If I was you guys I’d definitely consider adding some events that come with the JS API Supabase Javascript Client - Listen to auth events to the actions of signup, so we can do something like, await it, or listen to the user change, because as of now, it is just random wheel of luck, whether the user changes soon enough to redirect him
Are you redirecting to a page that requires authentication?
I’m redirecting to a page where I have a redirect set that if the user is not authorized, then it puts him back on /login.
The issue is with how the auth process works. When your user lands on that page, they are not yet considered authenticated on your app. They return with a code that must be exchanged for the auth credentials and once the code exchange is complete and the app receives a response with the user object, then you are authenticated.
You could redirect based on the absence of the parameter code
in your current url. That would be the more appropriate thing here I’d think.
Could you explain more the code part please?
Sure, let’s break this down in a simple way:
Imagine you have a locker in school that has all your books and assignments. The locker is locked and only you have the key. Your best friend asks to borrow your math textbook because they forgot theirs at home. Instead of giving them the key to your locker (which would also give them access to all your other stuff, like your history notes, science lab reports, etc.), you want a safer way to let them borrow your book.
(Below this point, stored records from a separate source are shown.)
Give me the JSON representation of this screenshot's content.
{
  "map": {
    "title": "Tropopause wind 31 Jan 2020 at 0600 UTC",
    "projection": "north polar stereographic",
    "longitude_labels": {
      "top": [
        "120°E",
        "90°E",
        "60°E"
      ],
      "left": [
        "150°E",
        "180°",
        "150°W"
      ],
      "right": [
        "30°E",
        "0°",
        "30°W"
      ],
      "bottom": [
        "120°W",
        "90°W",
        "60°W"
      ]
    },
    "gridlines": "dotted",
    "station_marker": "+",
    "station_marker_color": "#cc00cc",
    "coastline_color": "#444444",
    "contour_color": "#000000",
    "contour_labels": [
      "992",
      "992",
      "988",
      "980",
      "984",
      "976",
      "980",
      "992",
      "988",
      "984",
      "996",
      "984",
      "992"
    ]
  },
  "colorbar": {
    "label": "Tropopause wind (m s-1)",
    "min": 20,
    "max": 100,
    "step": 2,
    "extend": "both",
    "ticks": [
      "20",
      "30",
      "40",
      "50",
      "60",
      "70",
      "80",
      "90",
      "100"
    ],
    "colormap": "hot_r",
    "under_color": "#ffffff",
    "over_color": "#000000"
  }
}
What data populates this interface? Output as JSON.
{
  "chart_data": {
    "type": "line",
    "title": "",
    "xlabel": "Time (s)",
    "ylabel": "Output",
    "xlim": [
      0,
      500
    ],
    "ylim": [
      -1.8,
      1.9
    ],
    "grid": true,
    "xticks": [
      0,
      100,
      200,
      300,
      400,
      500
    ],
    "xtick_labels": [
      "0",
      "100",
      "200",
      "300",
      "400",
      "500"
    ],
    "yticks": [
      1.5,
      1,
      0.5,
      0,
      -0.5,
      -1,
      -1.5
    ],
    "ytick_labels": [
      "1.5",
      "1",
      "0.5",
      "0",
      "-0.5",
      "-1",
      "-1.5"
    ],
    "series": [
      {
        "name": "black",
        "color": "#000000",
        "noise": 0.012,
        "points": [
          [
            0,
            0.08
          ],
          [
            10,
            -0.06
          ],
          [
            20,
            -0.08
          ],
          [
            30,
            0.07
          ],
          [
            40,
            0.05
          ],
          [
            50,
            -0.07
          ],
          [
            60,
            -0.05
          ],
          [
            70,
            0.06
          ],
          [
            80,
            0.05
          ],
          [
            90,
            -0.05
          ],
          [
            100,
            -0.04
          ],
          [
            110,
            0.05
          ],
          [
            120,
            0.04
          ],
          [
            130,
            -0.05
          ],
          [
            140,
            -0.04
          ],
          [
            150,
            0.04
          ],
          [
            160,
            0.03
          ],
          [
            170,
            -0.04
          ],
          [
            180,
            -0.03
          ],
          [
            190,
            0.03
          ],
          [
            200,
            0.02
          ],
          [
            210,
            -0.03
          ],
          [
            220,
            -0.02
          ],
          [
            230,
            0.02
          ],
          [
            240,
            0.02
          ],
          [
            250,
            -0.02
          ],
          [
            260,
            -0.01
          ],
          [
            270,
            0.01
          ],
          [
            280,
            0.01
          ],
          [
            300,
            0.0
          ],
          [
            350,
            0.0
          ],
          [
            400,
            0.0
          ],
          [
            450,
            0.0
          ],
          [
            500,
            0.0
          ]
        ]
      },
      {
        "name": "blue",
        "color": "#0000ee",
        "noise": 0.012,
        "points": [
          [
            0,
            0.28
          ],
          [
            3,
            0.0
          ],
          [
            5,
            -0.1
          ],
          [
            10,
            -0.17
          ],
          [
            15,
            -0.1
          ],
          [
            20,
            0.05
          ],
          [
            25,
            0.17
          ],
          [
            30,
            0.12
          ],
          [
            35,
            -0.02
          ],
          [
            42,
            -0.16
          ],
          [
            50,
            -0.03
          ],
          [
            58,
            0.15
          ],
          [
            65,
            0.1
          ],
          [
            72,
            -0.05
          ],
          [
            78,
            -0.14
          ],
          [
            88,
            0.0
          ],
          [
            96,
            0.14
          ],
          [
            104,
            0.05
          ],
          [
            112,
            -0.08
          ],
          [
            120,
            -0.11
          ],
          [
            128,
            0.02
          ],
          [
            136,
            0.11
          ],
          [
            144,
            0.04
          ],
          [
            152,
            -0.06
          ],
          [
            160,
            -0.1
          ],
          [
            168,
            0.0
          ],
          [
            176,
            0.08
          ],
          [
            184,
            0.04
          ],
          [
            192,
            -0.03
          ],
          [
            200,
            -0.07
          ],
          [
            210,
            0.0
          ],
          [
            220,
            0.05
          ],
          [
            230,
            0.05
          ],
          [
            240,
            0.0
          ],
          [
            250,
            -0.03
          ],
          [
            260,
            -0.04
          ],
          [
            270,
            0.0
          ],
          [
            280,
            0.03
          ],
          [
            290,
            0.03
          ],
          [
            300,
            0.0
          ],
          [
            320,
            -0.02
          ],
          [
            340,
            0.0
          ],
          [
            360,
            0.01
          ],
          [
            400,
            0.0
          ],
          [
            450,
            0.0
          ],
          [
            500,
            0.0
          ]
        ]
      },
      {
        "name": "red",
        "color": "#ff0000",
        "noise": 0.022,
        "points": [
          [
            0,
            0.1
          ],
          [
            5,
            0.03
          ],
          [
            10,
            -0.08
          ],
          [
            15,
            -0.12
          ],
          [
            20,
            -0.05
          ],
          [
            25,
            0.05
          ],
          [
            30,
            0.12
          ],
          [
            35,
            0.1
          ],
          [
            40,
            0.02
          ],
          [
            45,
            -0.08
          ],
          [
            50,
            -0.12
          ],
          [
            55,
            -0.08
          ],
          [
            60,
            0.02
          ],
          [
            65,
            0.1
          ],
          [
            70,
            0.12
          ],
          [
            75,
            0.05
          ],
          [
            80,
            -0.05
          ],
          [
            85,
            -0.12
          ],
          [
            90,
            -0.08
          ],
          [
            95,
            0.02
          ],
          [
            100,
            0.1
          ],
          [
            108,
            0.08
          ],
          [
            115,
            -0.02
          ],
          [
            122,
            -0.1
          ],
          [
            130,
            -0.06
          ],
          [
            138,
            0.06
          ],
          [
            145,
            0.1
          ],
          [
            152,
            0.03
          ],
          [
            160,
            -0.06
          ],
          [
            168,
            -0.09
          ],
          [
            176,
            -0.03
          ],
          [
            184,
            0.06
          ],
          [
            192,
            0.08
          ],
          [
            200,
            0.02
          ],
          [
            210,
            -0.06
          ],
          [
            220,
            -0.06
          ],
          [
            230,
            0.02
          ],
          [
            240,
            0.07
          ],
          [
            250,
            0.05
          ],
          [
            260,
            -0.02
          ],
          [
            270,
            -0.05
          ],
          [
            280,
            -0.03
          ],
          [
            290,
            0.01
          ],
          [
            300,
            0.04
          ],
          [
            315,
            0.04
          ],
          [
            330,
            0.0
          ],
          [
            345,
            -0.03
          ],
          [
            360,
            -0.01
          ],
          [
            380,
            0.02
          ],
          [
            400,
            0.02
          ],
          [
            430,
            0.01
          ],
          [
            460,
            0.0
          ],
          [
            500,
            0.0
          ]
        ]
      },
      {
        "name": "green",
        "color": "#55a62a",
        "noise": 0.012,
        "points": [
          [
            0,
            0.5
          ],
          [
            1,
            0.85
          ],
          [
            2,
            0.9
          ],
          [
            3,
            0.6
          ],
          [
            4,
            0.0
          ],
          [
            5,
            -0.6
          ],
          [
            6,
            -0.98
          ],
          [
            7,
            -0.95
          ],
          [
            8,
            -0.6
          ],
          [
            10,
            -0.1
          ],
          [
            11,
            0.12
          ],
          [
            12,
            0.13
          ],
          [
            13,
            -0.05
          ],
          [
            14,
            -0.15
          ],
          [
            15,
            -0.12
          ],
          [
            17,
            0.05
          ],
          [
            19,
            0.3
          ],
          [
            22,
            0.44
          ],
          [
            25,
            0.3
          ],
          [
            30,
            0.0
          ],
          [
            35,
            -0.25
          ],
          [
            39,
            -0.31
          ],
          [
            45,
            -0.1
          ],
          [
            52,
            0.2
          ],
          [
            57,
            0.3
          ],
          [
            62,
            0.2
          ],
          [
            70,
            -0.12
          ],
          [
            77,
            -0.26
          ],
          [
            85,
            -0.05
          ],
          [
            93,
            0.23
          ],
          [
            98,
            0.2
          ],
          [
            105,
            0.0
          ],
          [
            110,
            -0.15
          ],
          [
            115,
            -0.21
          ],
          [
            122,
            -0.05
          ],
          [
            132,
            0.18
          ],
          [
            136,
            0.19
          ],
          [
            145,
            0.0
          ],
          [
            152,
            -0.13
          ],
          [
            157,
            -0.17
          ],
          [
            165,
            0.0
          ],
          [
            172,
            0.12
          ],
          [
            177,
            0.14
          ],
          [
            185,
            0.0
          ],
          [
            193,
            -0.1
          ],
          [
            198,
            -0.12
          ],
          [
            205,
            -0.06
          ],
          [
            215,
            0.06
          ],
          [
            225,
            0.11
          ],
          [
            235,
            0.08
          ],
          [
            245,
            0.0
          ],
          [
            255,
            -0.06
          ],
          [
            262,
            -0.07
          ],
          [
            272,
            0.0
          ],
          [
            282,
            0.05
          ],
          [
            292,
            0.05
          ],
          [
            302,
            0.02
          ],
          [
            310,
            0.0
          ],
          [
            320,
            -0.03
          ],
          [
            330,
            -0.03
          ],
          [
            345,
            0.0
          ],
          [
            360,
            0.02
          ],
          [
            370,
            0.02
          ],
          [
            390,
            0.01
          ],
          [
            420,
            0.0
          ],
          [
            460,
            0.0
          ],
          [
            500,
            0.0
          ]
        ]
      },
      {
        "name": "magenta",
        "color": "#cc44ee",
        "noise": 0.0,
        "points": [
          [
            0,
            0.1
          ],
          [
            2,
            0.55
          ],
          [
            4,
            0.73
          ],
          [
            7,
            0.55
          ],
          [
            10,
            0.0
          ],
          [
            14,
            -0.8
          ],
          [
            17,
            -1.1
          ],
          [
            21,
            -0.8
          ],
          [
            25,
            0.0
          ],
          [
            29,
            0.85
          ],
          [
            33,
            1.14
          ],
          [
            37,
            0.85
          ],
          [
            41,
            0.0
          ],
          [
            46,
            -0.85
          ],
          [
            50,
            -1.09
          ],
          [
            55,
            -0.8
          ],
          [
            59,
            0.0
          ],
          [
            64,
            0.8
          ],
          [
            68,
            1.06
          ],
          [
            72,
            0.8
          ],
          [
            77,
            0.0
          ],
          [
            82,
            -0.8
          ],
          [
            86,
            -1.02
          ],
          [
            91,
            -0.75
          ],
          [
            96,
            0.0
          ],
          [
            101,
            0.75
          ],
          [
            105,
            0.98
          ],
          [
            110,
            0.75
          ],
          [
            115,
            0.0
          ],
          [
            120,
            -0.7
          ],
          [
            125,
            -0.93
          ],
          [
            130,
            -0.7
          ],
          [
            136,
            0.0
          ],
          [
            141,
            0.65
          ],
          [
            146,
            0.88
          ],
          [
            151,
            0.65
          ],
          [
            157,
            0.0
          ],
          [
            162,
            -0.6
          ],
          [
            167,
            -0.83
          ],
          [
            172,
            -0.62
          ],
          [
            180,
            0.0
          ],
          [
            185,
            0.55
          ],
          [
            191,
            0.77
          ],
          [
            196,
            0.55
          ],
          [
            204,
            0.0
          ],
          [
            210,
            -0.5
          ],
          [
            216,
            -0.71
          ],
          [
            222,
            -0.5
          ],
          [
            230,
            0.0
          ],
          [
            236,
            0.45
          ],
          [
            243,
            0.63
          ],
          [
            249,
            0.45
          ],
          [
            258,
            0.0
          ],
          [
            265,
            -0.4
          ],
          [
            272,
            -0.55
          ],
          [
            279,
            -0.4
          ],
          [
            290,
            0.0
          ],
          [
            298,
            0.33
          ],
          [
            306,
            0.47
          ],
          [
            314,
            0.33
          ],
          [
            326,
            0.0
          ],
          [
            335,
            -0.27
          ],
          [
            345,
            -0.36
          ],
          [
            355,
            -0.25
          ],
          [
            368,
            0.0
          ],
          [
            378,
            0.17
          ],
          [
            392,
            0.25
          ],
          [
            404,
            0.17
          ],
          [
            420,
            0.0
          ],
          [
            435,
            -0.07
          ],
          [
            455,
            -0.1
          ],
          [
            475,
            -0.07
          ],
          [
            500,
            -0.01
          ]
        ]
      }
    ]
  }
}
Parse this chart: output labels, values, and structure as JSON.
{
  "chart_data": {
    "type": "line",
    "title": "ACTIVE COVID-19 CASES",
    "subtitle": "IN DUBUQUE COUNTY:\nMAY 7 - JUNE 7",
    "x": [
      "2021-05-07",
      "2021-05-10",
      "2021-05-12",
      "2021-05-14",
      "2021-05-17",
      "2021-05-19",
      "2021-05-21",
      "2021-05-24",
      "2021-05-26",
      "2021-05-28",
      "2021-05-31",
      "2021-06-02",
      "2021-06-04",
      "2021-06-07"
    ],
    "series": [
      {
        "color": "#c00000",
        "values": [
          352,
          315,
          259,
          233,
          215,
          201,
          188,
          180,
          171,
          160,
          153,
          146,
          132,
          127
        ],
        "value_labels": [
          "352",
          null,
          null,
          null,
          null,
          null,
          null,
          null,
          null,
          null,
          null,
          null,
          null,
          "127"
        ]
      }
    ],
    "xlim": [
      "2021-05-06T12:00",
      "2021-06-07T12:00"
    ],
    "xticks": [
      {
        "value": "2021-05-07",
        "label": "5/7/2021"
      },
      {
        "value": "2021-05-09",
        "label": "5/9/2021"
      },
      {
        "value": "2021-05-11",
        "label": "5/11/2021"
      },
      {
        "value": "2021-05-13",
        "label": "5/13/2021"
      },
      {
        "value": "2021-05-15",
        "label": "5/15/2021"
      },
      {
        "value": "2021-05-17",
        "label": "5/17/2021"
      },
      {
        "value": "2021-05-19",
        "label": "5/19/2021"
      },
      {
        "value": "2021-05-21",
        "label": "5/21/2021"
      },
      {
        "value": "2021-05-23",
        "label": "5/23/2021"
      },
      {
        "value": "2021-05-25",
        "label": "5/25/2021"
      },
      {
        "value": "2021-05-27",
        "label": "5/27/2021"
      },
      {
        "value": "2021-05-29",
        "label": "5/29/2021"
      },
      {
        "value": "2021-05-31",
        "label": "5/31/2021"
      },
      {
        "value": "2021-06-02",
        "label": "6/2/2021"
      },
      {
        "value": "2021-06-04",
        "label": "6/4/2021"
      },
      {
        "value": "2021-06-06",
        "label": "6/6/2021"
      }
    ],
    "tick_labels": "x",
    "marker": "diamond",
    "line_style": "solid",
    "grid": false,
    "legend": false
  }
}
This is where OAuth (Open Authorization) comes in - it’s like a special system in the school that lets your friend access just the math textbook, and not everything in your locker. Here’s how it works, step by step:
- Authorization Request: Your friend goes to the school office (which is like the server of the app you’re using), and says “Hey, I have permission from my friend to get their math textbook.”
- Redirect: The office doesn’t just trust your friend’s word, so they give your friend a slip and ask them to get your signature on it, to confirm you really want to share your math textbook. This is like the app redirecting you to the sign-in page of the service you want to use.
- Authorization Grant: Your friend finds you, you sign the slip (like you signing in on the page), and then they take this signed slip back to the office. The signature on the slip is like the code that’s in the URL I mentioned. Although it’s hard to see because the weweb plugin sanitizes the URL on redirect, when you come back to your app from the google signin page the URL looks more like this
https://www.yourapp.com/redirect_page?code=23lij3jkbn23b4
- Access Token Request: The office sees your signature, and believes that your friend really has your permission. They give your friend a locker pass that can only open the part of your locker with the math textbook (but not the rest of your locker). This is like the app exchanging the code in the URL for an access token. The weweb plugin grabs the code from the URL, removes that portion of the URL, then calls out to google which returns an access token that contains information relevant to the user.
- Access Token Response: Your friend receives the locker pass (the access token).
- Protected Resource Access: Now your friend can use this locker pass to access your math textbook. They go to your locker, use the pass, and voila - they can borrow your math textbook without having access to anything else in your locker. In terms of OAuth, this is like the app using the token to access data from the service. Only after the access token is obtained can the user be considered authenticated.
And that’s the OAuth dance! It’s all about making sure that even when you let other apps borrow something from your locker (or access your data), you still have control over exactly what they can get, and they can’t get anything else.
So what’s likely happening in your app is that the weweb app recognizes you are not authenticated just before it is able to call out to google and get the auth token. it likely checks that value before it does anything on that page. You should be redirecting to a redirect_page that is not protected/only for authenticated users because when they hit that page, they are not at first logged in from the apps perspective.